Importantly, legal experts confirm that the Israeli apartheid occupation forces in Gaza are completing three genocidal acts, including the killing, causing of serious bodily harm, and measures calculated to bring about the destruction of the group, pointing to a mass level of destruction and total siege of necessities like water, food, fuel and medical supplies as evidence. Also, an objective, methodological and detailed analysis conducted in part by the Boston University School of Law’s International Human Rights Clinic as part of a report from the University Network for Human Rights, a consortium of human rights centres at colleges across the world, has released its findings. The report concludes that “Israel has committed genocidal acts, namely killing, serious harming and inflicting conditions of life calculated, and intended
to bring about the physical destruction of Palestinians in Gaza”.
A case of genocide against the Israeli leaders is currently underway at the International Court of Justice (ICJ) in The Hague, indicted by South Africa.

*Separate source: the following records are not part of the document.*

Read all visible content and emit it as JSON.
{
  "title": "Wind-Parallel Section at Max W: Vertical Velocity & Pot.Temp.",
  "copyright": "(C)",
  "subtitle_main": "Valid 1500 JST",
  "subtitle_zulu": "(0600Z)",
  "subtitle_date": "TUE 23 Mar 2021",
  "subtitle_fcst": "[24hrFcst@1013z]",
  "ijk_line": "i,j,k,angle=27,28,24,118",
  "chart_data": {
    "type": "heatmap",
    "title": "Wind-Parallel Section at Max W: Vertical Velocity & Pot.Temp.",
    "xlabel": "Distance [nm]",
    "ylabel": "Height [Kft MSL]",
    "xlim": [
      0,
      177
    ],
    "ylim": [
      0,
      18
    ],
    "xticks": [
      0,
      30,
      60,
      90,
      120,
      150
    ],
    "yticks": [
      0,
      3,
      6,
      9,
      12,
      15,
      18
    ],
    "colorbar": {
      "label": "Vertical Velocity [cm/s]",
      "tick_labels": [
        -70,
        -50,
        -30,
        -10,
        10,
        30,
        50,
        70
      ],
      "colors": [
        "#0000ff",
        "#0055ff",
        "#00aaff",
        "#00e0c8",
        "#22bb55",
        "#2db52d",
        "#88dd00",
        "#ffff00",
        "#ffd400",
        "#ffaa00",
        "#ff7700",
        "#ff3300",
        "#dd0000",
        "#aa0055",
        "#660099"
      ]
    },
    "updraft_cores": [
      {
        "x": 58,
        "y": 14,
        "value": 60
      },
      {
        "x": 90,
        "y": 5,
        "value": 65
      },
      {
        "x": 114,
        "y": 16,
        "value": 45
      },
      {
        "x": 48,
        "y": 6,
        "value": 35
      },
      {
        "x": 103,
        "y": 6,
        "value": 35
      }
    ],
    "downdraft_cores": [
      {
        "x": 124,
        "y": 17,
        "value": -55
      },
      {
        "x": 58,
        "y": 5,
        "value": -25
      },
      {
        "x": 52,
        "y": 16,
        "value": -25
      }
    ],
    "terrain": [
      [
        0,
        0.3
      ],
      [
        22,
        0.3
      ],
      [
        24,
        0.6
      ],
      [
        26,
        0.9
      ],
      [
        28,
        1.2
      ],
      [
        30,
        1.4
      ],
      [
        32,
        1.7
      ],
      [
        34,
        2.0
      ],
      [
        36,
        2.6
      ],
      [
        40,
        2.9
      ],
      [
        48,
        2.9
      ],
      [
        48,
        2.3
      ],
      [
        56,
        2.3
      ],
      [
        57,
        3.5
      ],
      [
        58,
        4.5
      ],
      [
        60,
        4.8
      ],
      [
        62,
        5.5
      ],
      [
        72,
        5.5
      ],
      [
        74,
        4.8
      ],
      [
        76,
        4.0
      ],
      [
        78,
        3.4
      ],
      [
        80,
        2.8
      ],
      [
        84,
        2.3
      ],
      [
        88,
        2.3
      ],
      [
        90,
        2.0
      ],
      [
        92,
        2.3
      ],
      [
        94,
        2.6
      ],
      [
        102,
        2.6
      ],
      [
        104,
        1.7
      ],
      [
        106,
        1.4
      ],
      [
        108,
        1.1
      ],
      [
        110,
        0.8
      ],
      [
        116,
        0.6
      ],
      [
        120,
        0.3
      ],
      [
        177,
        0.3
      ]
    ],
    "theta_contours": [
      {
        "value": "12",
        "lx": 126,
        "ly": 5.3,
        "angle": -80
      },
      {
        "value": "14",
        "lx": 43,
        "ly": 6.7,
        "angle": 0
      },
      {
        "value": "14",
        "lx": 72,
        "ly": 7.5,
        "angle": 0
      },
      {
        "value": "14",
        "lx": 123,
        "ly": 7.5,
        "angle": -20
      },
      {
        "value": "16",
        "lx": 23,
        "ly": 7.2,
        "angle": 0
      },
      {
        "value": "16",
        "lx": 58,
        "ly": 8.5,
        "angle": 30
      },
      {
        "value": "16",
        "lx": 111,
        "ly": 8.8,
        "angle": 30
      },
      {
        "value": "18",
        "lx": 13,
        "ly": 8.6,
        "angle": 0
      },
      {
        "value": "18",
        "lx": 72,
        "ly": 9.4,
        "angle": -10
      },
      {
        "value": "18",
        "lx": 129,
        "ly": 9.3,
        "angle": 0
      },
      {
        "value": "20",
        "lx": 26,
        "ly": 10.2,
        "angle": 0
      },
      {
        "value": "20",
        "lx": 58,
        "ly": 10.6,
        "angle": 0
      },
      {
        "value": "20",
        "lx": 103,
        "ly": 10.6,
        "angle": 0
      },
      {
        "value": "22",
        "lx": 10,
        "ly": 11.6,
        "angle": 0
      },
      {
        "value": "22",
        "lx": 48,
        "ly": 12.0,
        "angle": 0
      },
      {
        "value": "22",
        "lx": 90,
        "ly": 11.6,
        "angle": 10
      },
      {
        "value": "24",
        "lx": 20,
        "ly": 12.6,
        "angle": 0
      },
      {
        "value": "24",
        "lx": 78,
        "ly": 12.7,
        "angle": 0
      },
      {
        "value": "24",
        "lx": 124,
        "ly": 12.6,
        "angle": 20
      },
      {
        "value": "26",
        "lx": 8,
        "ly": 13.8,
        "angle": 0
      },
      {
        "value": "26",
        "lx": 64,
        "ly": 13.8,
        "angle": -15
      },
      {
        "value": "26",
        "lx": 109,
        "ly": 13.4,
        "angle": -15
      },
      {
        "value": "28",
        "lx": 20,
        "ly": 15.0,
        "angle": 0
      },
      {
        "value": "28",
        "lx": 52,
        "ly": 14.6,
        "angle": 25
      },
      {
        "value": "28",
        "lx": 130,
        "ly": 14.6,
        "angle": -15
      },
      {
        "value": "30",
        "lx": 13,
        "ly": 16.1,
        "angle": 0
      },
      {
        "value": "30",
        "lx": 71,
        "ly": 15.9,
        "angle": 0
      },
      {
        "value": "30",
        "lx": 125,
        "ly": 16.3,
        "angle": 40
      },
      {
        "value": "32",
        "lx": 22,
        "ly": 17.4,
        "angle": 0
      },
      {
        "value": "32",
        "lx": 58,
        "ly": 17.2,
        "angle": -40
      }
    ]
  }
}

The Genocide Convention establishes a duty on all state parties to take measures to prevent and punish the crime of genocide, including enacting relevant legislation and punishing all perpetrators.
Ironically, the US, despite its delegates playing a key role in drafting the convention, did not become a party until 1988, a full forty years after it was opened for signature, and it did so with reservations, precluding punishment of the country United States of America if it were ever accused of genocide. Honestly, there can be no repeat of the “victor’s justice”.
It had long gone.
In a dramatic turn of events, South Africa has become a victim of intimidation of gigantic proportions by international criminal conspirators to drop the ICJ genocide case of 29 December 2023 regarding Israel’s genocidal conduct in the Gaza Strip.
In the end, the dangers of genocide and mass atrocity shall never cease, unless the lessons of genocide’s past are both heeded and acted upon, and when some nation-states cease to act with absolute impunity.